Наутро он снова выходил на гумно, под испытующий, тяжёлый взгляд отца. И работал, работал, работал, пока в глазах не темнело. Физическая боль была благодатью, она заглушала другую ту, что разрывала грудь изнутри. Он бросал на небо, на сизые, холодные тучи, ползущие с севера, взгляд, полный ненависти и тоски.
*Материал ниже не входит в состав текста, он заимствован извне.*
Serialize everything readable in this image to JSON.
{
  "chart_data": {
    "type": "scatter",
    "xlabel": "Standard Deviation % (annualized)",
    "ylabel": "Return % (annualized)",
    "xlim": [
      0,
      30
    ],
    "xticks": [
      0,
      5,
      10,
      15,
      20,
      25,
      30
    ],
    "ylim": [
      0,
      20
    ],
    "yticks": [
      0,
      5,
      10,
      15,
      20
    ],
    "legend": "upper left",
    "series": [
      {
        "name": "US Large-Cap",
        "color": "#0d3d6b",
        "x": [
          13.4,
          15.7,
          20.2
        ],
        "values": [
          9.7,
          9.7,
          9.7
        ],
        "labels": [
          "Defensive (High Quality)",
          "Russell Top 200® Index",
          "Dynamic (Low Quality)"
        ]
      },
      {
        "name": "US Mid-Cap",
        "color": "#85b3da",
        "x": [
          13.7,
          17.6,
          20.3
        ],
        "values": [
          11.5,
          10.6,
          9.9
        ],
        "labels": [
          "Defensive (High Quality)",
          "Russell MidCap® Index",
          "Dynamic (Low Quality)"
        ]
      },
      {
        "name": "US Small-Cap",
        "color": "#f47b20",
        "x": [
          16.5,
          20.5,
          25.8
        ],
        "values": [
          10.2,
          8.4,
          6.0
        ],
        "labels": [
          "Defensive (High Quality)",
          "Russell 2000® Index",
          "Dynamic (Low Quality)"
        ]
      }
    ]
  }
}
Лето подходило к своему неминуемому концу, и они с Диной проживали своё последнее, украденное у судьбы лето, прячась в тёмном амбаре, в шелестящем, пахнущем пыльцой и плотной пылью сене.
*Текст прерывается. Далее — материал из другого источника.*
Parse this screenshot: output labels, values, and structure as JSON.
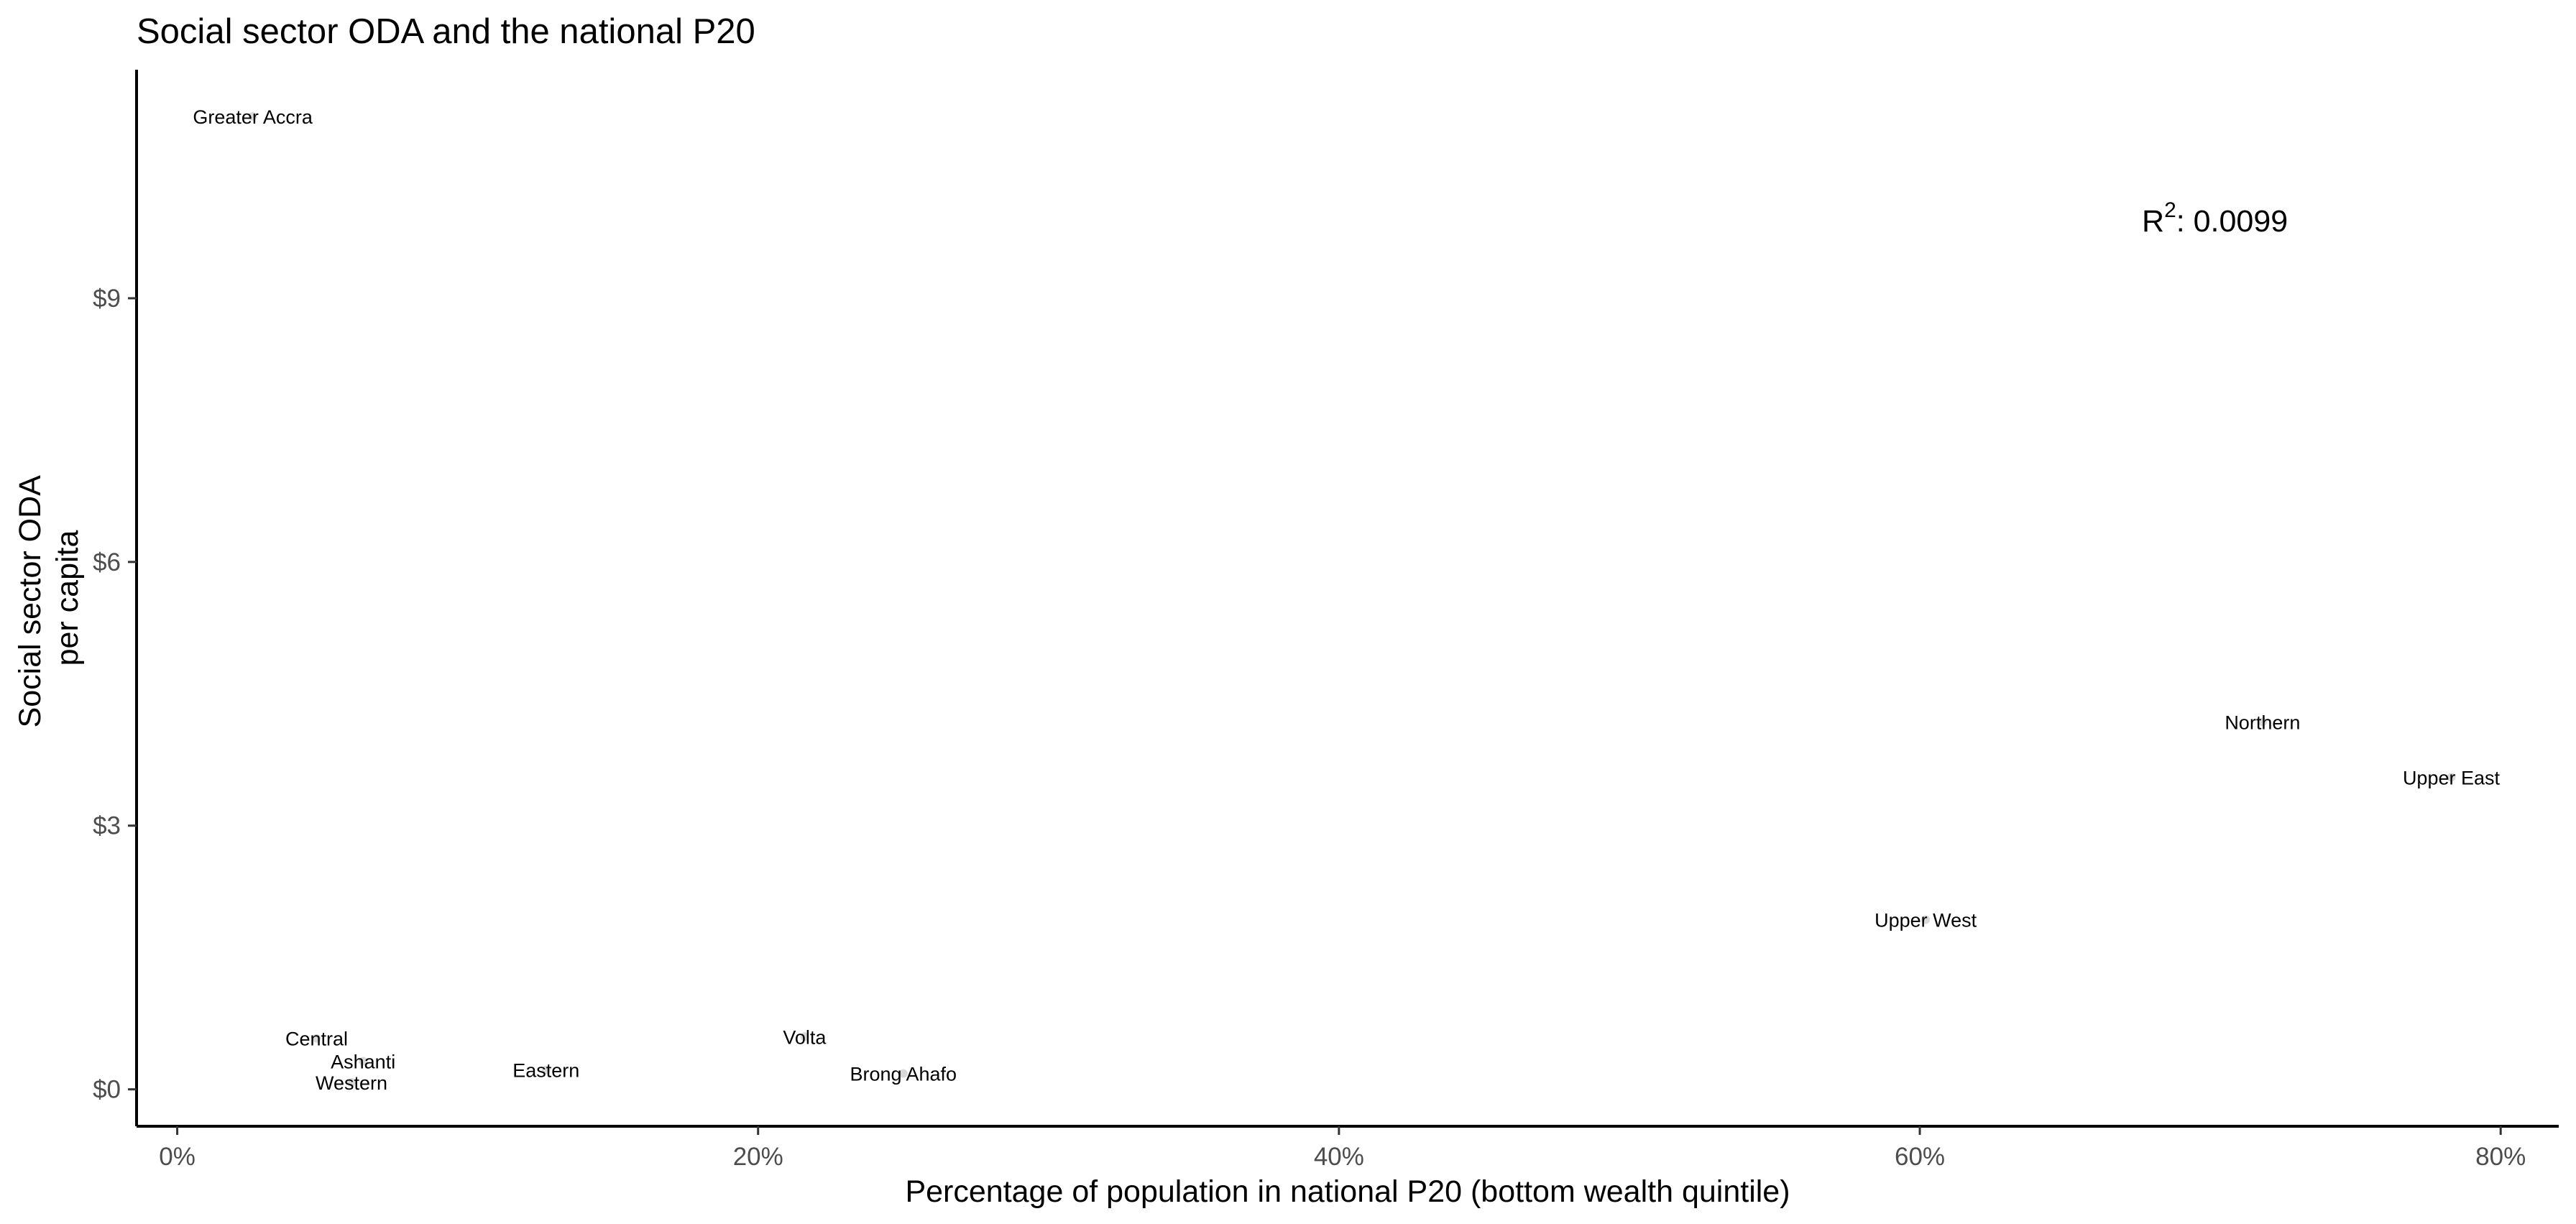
{
  "chart_data": {
    "type": "scatter",
    "title": "Social sector ODA and the national P20",
    "xlabel": "Percentage of population in national P20 (bottom wealth quintile)",
    "ylabel_lines": [
      "Social sector ODA",
      "per capita"
    ],
    "x_ticks": [
      {
        "value": 0,
        "label": "0%"
      },
      {
        "value": 20,
        "label": "20%"
      },
      {
        "value": 40,
        "label": "40%"
      },
      {
        "value": 60,
        "label": "60%"
      },
      {
        "value": 80,
        "label": "80%"
      }
    ],
    "y_ticks": [
      {
        "value": 0,
        "label": "$0"
      },
      {
        "value": 3,
        "label": "$3"
      },
      {
        "value": 6,
        "label": "$6"
      },
      {
        "value": 9,
        "label": "$9"
      }
    ],
    "xlim": [
      -1.4,
      82
    ],
    "ylim": [
      -0.42,
      11.6
    ],
    "grid": false,
    "point_color": "#d9d9d9",
    "points": [
      {
        "label": "Greater Accra",
        "x": 2.6,
        "y": 11.07
      },
      {
        "label": "Central",
        "x": 4.8,
        "y": 0.58
      },
      {
        "label": "Ashanti",
        "x": 6.4,
        "y": 0.32
      },
      {
        "label": "Western",
        "x": 6.0,
        "y": 0.08
      },
      {
        "label": "Eastern",
        "x": 12.7,
        "y": 0.22
      },
      {
        "label": "Volta",
        "x": 21.6,
        "y": 0.6
      },
      {
        "label": "Brong Ahafo",
        "x": 25.0,
        "y": 0.18
      },
      {
        "label": "Upper West",
        "x": 60.2,
        "y": 1.93
      },
      {
        "label": "Northern",
        "x": 71.8,
        "y": 4.18
      },
      {
        "label": "Upper East",
        "x": 78.3,
        "y": 3.55
      }
    ],
    "annotation": {
      "prefix": "R",
      "superscript": "2",
      "text": ": 0.0099"
    }
  }
}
И с каждым днём, с каждой ночью, ветер за стенами становился всё холоднее, всё безжалостнее, напевая одну и ту же песню – о не меняемой гибели буйственных чувств.
***
И гибель пришла, но до этого было ещё время.
Время любви, поспешных решений и горькой обиды…
Конец июля в сибирской деревне: пора, когда зной становится физически осязаемым. Воздух над расколотыми колеями просёлочной дороги колыхался, словно дрожащее желе, а с полей тянуло густым, пьянящим запахом перестоявшегося клевера и подгорелой соломы. В избах было не продохнуть – духота стояла столбом, прибивая к земле даже кур, бестолково копошившихся в пыли у крыльца.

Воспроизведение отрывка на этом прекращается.